The Three Powers also agreed to help bring about the earliest possible return to Poland of all Poles who wish to return, including soldiers, with the assurance that they would have all the rights of other Polish citizens.

The action taken at Berlin will help carry out the basic policy of the United Nations toward Poland-to create a strong, independent and prosperous nation with a government to be selected by the people themselves.

It was agreed to recommend that in the peace settlement a portion of East Prussia should be turned over to Russia. That, too, was agreed upon at Yalta. It will provide the Soviet Union, which did so much to bring about victory in Europe, with an ice-free port at the expense of Germany.

At Yalta it was agreed, you will recall, that the three governments would assume a common responsibility in helping to re-establish in the liberated and satellite nations of Europe governments broadly representative of democratic elements in the population. That responsibility still stands. We all recognize it as a joint responsibility of the three governments.

It was reaffirmed in the Berlin Declarations on Rumania, Bulgaria and Hungary. These nations are not to be spheres of influence of any one power.

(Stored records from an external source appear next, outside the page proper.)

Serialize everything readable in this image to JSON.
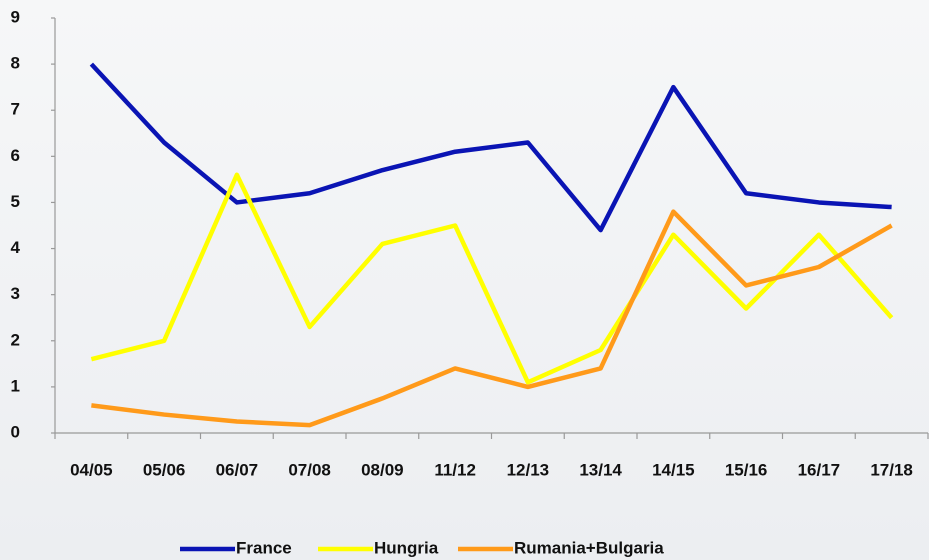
{
  "chart_data": {
    "type": "line",
    "categories": [
      "04/05",
      "05/06",
      "06/07",
      "07/08",
      "08/09",
      "11/12",
      "12/13",
      "13/14",
      "14/15",
      "15/16",
      "16/17",
      "17/18"
    ],
    "series": [
      {
        "name": "France",
        "color": "#0a14b4",
        "values": [
          8,
          6.3,
          5.0,
          5.2,
          5.7,
          6.1,
          6.3,
          4.4,
          7.5,
          5.2,
          5.0,
          4.9
        ]
      },
      {
        "name": "Hungria",
        "color": "#ffff00",
        "values": [
          1.6,
          2.0,
          5.6,
          2.3,
          4.1,
          4.5,
          1.1,
          1.8,
          4.3,
          2.7,
          4.3,
          2.5
        ]
      },
      {
        "name": "Rumania+Bulgaria",
        "color": "#ff9a1a",
        "values": [
          0.6,
          0.4,
          0.25,
          0.17,
          0.75,
          1.4,
          1.0,
          1.4,
          4.8,
          3.2,
          3.6,
          4.5
        ]
      }
    ],
    "ylim": [
      0,
      9
    ],
    "yticks": [
      0,
      1,
      2,
      3,
      4,
      5,
      6,
      7,
      8,
      9
    ],
    "grid": false,
    "legend": "bottom"
  }
}
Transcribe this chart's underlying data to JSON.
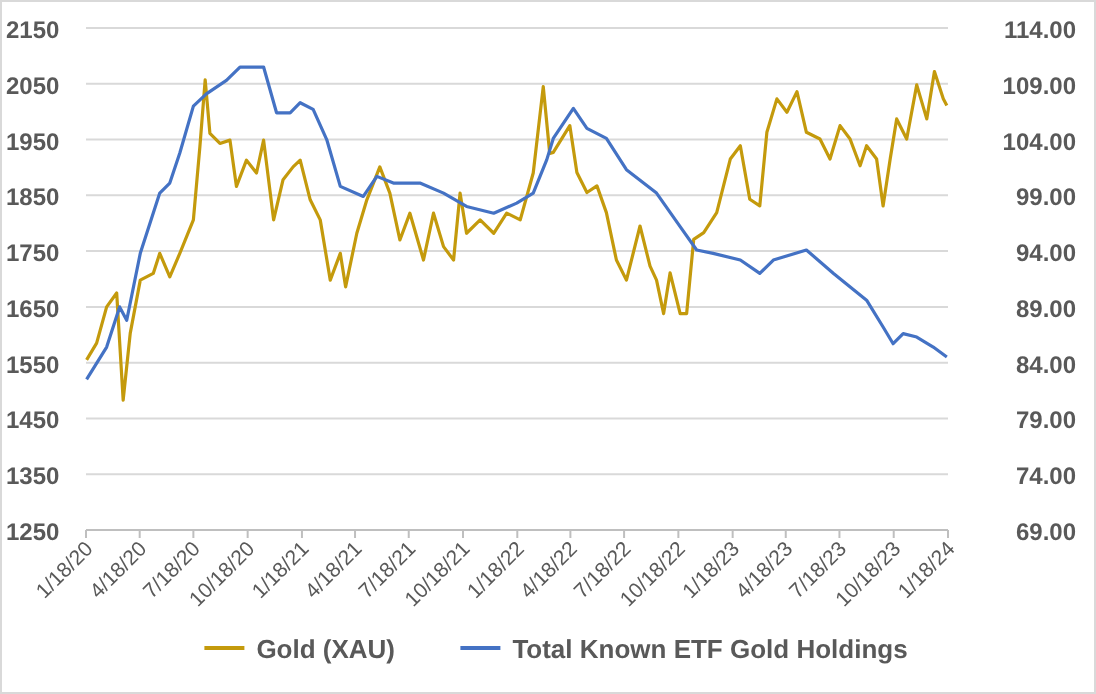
{
  "chart_data": {
    "type": "line",
    "xlim": [
      "2020-01-18",
      "2024-01-18"
    ],
    "xticks": [
      {
        "value": "2020-01-18",
        "label": "1/18/20"
      },
      {
        "value": "2020-04-18",
        "label": "4/18/20"
      },
      {
        "value": "2020-07-18",
        "label": "7/18/20"
      },
      {
        "value": "2020-10-18",
        "label": "10/18/20"
      },
      {
        "value": "2021-01-18",
        "label": "1/18/21"
      },
      {
        "value": "2021-04-18",
        "label": "4/18/21"
      },
      {
        "value": "2021-07-18",
        "label": "7/18/21"
      },
      {
        "value": "2021-10-18",
        "label": "10/18/21"
      },
      {
        "value": "2022-01-18",
        "label": "1/18/22"
      },
      {
        "value": "2022-04-18",
        "label": "4/18/22"
      },
      {
        "value": "2022-07-18",
        "label": "7/18/22"
      },
      {
        "value": "2022-10-18",
        "label": "10/18/22"
      },
      {
        "value": "2023-01-18",
        "label": "1/18/23"
      },
      {
        "value": "2023-04-18",
        "label": "4/18/23"
      },
      {
        "value": "2023-07-18",
        "label": "7/18/23"
      },
      {
        "value": "2023-10-18",
        "label": "10/18/23"
      },
      {
        "value": "2024-01-18",
        "label": "1/18/24"
      }
    ],
    "ylim": [
      1250,
      2150
    ],
    "yticks": [
      1250,
      1350,
      1450,
      1550,
      1650,
      1750,
      1850,
      1950,
      2050,
      2150
    ],
    "y2lim": [
      69,
      114
    ],
    "y2ticks": [
      {
        "value": 69,
        "label": "69.00"
      },
      {
        "value": 74,
        "label": "74.00"
      },
      {
        "value": 79,
        "label": "79.00"
      },
      {
        "value": 84,
        "label": "84.00"
      },
      {
        "value": 89,
        "label": "89.00"
      },
      {
        "value": 94,
        "label": "94.00"
      },
      {
        "value": 99,
        "label": "99.00"
      },
      {
        "value": 104,
        "label": "104.00"
      },
      {
        "value": 109,
        "label": "109.00"
      },
      {
        "value": 114,
        "label": "114.00"
      }
    ],
    "grid": "y",
    "legend": "bottom",
    "series": [
      {
        "name": "Gold (XAU)",
        "color": "#c49a0c",
        "x": [
          "2020-01-19",
          "2020-02-05",
          "2020-02-22",
          "2020-03-10",
          "2020-03-21",
          "2020-04-02",
          "2020-04-19",
          "2020-05-11",
          "2020-05-22",
          "2020-06-08",
          "2020-06-25",
          "2020-07-18",
          "2020-07-29",
          "2020-08-07",
          "2020-08-15",
          "2020-09-01",
          "2020-09-18",
          "2020-09-29",
          "2020-10-16",
          "2020-11-02",
          "2020-11-14",
          "2020-12-01",
          "2020-12-17",
          "2021-01-03",
          "2021-01-15",
          "2021-02-01",
          "2021-02-18",
          "2021-03-07",
          "2021-03-24",
          "2021-04-02",
          "2021-04-21",
          "2021-05-08",
          "2021-05-30",
          "2021-06-16",
          "2021-07-03",
          "2021-07-20",
          "2021-08-12",
          "2021-08-29",
          "2021-09-15",
          "2021-10-02",
          "2021-10-13",
          "2021-10-24",
          "2021-11-16",
          "2021-12-09",
          "2021-12-31",
          "2022-01-23",
          "2022-02-14",
          "2022-03-03",
          "2022-03-14",
          "2022-03-20",
          "2022-04-17",
          "2022-04-29",
          "2022-05-16",
          "2022-06-02",
          "2022-06-18",
          "2022-07-05",
          "2022-07-22",
          "2022-08-14",
          "2022-08-31",
          "2022-09-11",
          "2022-09-23",
          "2022-10-04",
          "2022-10-21",
          "2022-11-01",
          "2022-11-13",
          "2022-11-30",
          "2022-12-22",
          "2023-01-14",
          "2023-01-31",
          "2023-02-16",
          "2023-03-05",
          "2023-03-17",
          "2023-04-03",
          "2023-04-20",
          "2023-05-07",
          "2023-05-23",
          "2023-06-15",
          "2023-07-02",
          "2023-07-19",
          "2023-08-05",
          "2023-08-22",
          "2023-09-02",
          "2023-09-19",
          "2023-09-30",
          "2023-10-12",
          "2023-10-23",
          "2023-11-09",
          "2023-11-26",
          "2023-12-13",
          "2023-12-26",
          "2024-01-10",
          "2024-01-16"
        ],
        "values": [
          1555,
          1585,
          1650,
          1675,
          1483,
          1603,
          1698,
          1710,
          1746,
          1704,
          1746,
          1806,
          1937,
          2057,
          1961,
          1943,
          1949,
          1866,
          1913,
          1890,
          1949,
          1806,
          1878,
          1901,
          1913,
          1842,
          1806,
          1698,
          1746,
          1686,
          1782,
          1842,
          1901,
          1854,
          1770,
          1818,
          1734,
          1818,
          1758,
          1734,
          1854,
          1782,
          1806,
          1782,
          1818,
          1806,
          1890,
          2045,
          1925,
          1927,
          1975,
          1891,
          1855,
          1867,
          1819,
          1734,
          1698,
          1795,
          1723,
          1698,
          1638,
          1711,
          1638,
          1638,
          1771,
          1783,
          1819,
          1915,
          1939,
          1843,
          1831,
          1963,
          2023,
          1999,
          2036,
          1963,
          1951,
          1915,
          1975,
          1951,
          1903,
          1939,
          1915,
          1831,
          1915,
          1987,
          1951,
          2048,
          1987,
          2072,
          2023,
          2011
        ]
      },
      {
        "name": "Total Known ETF Gold Holdings",
        "color": "#4472c4",
        "axis": "y2",
        "x": [
          "2020-01-19",
          "2020-02-22",
          "2020-03-15",
          "2020-03-27",
          "2020-04-19",
          "2020-05-22",
          "2020-06-08",
          "2020-06-25",
          "2020-07-18",
          "2020-08-09",
          "2020-09-12",
          "2020-10-05",
          "2020-11-14",
          "2020-12-06",
          "2020-12-29",
          "2021-01-15",
          "2021-02-06",
          "2021-03-01",
          "2021-03-24",
          "2021-05-02",
          "2021-05-25",
          "2021-06-22",
          "2021-08-06",
          "2021-09-15",
          "2021-10-24",
          "2021-12-09",
          "2022-01-17",
          "2022-02-14",
          "2022-03-09",
          "2022-03-20",
          "2022-04-23",
          "2022-05-16",
          "2022-06-18",
          "2022-07-22",
          "2022-09-11",
          "2022-10-21",
          "2022-11-18",
          "2022-12-16",
          "2023-01-31",
          "2023-03-05",
          "2023-03-28",
          "2023-05-23",
          "2023-07-08",
          "2023-09-02",
          "2023-09-30",
          "2023-10-17",
          "2023-11-03",
          "2023-11-26",
          "2023-12-24",
          "2024-01-16"
        ],
        "values": [
          82.5,
          85.4,
          89.0,
          87.8,
          93.8,
          99.2,
          100.1,
          102.8,
          107.0,
          108.1,
          109.3,
          110.5,
          110.5,
          106.4,
          106.4,
          107.3,
          106.7,
          104.0,
          99.8,
          98.9,
          100.7,
          100.1,
          100.1,
          99.2,
          98.0,
          97.4,
          98.3,
          99.2,
          102.2,
          104.1,
          106.8,
          105.0,
          104.1,
          101.3,
          99.2,
          96.2,
          94.1,
          93.8,
          93.2,
          92.0,
          93.2,
          94.1,
          92.0,
          89.6,
          87.2,
          85.7,
          86.6,
          86.3,
          85.4,
          84.5
        ]
      }
    ]
  }
}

They now are governed by Allied Control Commissions composed of representatives of the three governments which met at Yalta and Berlin. These Control Commissions, it is true, have not been functioning completely to our satisfaction; but improved procedures were agreed upon at Berlin. Until these States are re-established as members of the international family, they are the joint concern of all of us.

The American delegation was much disturbed over the inability of the representatives of a free press to get information out of the former satellite nations. The three governments agreed at Berlin that the Allied press would enjoy full freedom from now on to report to the world upon all developments in Rumania, Bulgaria, Hungary and Finland. The same agreement was reaffirmed also as to Poland.

One of the persistent causes for wars in Europe in the last two centuries has been the selfish control of the waterways of Europe. I mean the Danube, the Black Sea Straits, the Rhine, the Kiel Canal, and all the inland waterways of Europe which border on two or more states.